At dawn, we were walking along with him, our hearts pounding. My suitcase was a heavy because of the mangoes I was taking for my aunt, at whose place in Madras I had been planning to stay for a day or two. For most of the trek, I carried the luggage on my head. I felt I would break down at any moment, and I was not sure if it was because of the physical burden or the disappointment at how things were going.

We had no way to contact with our parents or aunt. We freshened up at the house of my friend’s acquaintance before continuing our journey to Madras in a jam-packed train that had halted far outside the station. We came across countless individuals — old people with not an inch of space inside the train to stretch themselves, children crying incessantly and sick people groaning in pain. My dismay at having missed my exam and carrying my luggage on my head simply vanished into the air.

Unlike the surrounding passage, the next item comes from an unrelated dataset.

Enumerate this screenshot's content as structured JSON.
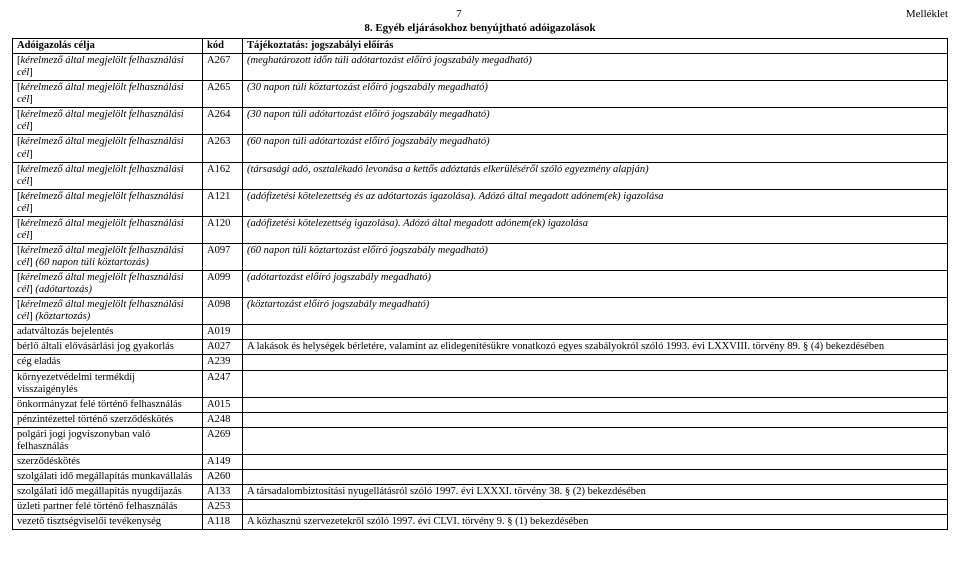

We finally reached our destination and were able to contact our relatives. We were so happy, as though we had passed the exam.

My first attempt at a job hunt ended in an adventure with unexpected twists and turns, teaching me a powerful lesson about life. The experience always reminds me of a Douglas Adams quote, “I may not have gone where I intended to go, but I think I have ended up where I needed to be.” Yes, the experience taught me a valuable lesson. My career path became a journey of self-discovery and the pursuit of meaning in life.